City to recoup $2 million in Landmark taxes after nonprofit conversion

City to recoup $2 million in Landmark taxes after nonprofit conversion

WOONSOCKET – The city stands to regain $2 million in tax revenue over the next four years in a deal reached with administrators of Landmark Medical Center after one of the city’s largest taxpayers officially converted to nonprofit status this week.

In an agreement negotiated by Mayor Lisa Baldelli-Hunt and City Solicitor John DeSimone and approved by the City Council on Monday, Prime Healthcare Services, parent company of Landmark Medical Center, has agreed to donate $500,000 per year to the city over the next four years. The agreement commences with fiscal year 2020, the same year the hospital’s nonprofit conversion was scheduled to take effect.

While the agreement does not come close to returning the commercial tax revenue the city lost when the hospital was approved to return to nonprofit status after converting to for-profit in 2013 – an amount as high as $1.7 million per year – Baldelli-Hunt noted the agreement is preferable to the alternative, which would have left the city with almost nothing from the now tax-exempt property.

“Certainly it’s more than what we had, and I think it’s important to have an agreement with them to show their support to the city because they had indicated from the outset that they had wanted to be a good community partner,” she said.

Landmark CEO Michael Souza was not immediately available for comment for this story.

In addition to the $500,000 per year, the city also expects to continue to collect tangible taxes on some medical equipment housed in the hospital that is leased from for-profit companies and not owned by Landmark Medical Center. In the case of leased equipment, the entity that owns the property is responsible for paying the tangible taxes.

“We’re running those numbers now,” she said.

Last year, the city’s General Assembly delegation attempted to force the company to continue paying some or all of the taxes on the property by submitting state legislation that would require formerly nonprofit hospitals that converted to for-profit and back to nonprofit status to pay the full tax bill on the property. The bill died in the House, while an amended version that required hospitals to pay 65 percent of the tax obligation passed the Senate.

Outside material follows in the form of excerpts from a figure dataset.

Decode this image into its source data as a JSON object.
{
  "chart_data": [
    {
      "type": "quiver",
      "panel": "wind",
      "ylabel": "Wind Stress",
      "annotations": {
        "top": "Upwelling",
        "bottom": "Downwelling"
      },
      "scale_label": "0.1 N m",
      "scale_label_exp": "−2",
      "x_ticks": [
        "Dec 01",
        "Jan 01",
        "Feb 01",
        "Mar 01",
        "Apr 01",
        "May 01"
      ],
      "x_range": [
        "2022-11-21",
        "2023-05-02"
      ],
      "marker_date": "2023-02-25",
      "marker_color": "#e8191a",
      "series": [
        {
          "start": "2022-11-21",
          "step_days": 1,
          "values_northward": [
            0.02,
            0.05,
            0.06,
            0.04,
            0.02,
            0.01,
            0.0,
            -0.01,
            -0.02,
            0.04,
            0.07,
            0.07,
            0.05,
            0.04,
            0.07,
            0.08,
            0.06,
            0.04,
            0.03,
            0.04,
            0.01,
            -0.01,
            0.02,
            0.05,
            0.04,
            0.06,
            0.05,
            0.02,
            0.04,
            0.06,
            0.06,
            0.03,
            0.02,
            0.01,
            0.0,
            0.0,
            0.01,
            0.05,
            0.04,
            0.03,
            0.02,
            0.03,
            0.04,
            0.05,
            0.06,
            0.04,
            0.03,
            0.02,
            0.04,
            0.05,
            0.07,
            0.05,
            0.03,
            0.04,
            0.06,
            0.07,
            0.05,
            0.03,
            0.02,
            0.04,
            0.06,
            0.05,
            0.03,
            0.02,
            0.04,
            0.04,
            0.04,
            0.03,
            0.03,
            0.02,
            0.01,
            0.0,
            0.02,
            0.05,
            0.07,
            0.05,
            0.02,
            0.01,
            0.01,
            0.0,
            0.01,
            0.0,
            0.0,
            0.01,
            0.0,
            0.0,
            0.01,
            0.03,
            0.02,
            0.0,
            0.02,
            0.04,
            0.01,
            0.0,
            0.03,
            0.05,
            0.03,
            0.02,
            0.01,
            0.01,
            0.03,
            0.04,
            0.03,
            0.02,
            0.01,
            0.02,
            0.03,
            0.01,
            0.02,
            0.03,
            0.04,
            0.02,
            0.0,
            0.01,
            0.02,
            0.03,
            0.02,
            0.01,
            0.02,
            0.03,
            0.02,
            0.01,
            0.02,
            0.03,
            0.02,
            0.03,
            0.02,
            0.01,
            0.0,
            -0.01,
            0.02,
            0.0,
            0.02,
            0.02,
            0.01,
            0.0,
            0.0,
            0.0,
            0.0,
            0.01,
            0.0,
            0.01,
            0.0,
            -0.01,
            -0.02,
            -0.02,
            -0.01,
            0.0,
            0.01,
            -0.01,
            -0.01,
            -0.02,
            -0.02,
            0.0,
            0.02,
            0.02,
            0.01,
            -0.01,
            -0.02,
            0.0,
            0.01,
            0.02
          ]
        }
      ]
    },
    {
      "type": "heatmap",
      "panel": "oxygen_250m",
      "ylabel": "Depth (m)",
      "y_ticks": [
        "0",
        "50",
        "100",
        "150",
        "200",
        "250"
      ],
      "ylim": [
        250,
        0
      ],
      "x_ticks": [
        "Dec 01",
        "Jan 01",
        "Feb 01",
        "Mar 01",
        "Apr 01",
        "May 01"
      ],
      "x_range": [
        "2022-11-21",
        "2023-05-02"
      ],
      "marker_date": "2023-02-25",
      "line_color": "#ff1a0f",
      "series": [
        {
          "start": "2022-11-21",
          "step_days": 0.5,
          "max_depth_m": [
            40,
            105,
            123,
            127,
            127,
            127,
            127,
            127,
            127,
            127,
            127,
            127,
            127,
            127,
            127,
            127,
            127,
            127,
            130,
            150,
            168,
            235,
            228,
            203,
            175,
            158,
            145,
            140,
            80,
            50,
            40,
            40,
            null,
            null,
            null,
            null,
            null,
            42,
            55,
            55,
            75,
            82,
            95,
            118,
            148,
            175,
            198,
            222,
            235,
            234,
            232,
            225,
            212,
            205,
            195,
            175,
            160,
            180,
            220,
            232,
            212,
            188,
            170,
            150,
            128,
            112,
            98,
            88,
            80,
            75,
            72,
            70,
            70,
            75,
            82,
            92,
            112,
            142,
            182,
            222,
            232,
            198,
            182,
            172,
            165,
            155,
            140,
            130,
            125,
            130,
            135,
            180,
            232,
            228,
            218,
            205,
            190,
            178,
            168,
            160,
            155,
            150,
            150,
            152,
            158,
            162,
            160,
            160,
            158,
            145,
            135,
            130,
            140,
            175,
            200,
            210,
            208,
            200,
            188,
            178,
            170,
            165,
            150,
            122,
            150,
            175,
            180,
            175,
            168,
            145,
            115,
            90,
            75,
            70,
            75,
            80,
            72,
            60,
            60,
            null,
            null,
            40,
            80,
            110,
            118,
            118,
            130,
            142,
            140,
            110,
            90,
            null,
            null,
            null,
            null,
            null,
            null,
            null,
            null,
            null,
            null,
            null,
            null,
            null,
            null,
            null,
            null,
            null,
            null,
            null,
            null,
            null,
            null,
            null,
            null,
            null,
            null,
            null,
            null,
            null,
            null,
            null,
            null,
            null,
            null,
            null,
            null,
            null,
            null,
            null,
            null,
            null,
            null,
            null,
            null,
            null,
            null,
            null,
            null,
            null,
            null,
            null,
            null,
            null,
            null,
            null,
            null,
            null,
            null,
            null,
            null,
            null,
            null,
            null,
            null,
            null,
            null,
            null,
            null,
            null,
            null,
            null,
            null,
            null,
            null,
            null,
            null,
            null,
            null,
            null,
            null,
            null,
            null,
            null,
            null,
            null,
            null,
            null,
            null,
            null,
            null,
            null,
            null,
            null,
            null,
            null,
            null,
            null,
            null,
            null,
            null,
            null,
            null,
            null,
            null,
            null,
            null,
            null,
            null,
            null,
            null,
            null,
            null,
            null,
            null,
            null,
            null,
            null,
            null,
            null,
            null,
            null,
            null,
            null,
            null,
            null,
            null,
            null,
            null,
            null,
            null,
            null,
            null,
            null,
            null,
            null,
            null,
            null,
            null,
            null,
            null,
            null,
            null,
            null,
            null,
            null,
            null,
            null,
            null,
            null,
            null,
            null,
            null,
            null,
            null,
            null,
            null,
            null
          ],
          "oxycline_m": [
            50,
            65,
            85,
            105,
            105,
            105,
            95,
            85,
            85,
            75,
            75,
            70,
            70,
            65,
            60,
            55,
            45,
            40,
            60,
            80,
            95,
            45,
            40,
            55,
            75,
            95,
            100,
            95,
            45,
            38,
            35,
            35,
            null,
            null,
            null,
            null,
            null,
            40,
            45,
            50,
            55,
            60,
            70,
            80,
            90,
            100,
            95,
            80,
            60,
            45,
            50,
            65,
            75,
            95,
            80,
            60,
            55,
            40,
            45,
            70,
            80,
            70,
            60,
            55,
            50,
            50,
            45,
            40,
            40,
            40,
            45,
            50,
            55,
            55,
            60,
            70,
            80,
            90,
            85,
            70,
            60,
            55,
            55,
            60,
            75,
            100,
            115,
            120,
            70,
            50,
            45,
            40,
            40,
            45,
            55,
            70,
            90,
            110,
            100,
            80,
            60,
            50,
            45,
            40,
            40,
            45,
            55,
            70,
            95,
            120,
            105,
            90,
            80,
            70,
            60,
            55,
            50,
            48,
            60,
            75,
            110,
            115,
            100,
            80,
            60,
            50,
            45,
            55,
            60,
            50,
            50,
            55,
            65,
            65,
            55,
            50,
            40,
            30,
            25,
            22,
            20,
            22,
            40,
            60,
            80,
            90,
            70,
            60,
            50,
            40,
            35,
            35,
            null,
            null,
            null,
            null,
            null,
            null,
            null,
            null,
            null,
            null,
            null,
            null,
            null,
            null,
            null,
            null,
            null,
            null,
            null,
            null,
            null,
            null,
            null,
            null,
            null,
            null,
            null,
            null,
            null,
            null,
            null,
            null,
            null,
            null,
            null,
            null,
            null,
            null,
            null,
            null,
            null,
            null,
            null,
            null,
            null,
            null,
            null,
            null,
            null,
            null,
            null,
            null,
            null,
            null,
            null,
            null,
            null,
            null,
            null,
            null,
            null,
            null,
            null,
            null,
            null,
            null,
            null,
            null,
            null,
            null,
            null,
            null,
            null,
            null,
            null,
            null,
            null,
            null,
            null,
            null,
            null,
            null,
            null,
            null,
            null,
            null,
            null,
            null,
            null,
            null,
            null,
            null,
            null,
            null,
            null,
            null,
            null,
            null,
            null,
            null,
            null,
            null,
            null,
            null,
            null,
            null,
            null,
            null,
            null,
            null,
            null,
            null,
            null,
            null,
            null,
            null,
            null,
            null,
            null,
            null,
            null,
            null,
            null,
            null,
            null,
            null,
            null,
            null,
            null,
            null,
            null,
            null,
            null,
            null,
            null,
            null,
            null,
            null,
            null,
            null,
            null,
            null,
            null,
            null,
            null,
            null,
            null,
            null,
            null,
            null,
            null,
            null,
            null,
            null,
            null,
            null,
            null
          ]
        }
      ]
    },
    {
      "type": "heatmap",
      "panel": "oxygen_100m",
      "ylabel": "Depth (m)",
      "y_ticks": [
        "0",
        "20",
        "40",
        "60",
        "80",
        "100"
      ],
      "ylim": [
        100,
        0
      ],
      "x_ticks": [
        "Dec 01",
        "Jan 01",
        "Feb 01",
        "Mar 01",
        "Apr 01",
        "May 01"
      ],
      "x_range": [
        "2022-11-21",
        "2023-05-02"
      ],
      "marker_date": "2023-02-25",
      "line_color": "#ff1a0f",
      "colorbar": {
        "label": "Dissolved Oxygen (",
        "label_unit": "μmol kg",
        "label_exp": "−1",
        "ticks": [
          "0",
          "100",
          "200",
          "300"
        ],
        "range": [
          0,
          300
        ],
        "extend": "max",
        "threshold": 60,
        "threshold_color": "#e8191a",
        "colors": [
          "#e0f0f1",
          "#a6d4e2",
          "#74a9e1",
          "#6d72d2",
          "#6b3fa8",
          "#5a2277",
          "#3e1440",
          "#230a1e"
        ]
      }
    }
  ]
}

This year, the city’s General Assembly delegation once again submitted an amended version of the bill that called for 65 percent of the taxes to be paid, but the efforts were not brought to completion due to the fact that the city secured its own tax agreement with Prime without a state law, according to Baldelli-Hunt.

“Due to the fact that we struck our agreement prior to the close of session, it was a good faith agreement that this would be the four-year donation going forward,” she said.

The agreement passed the council unanimously with no discussion during Monday’s meeting. Following the meeting, City Council President Daniel Gendron told The Breeze that while the amount could have been higher, he was pleased with the outcome of negotiations.

“I wished it had been more, but I’m pleased we were able to acquire half a million for four years for the city. It’s better than we had,” he said.

Asked whether the agreement might be renewed after four years, Baldelli-Hunt described it as a “straight four-year deal.”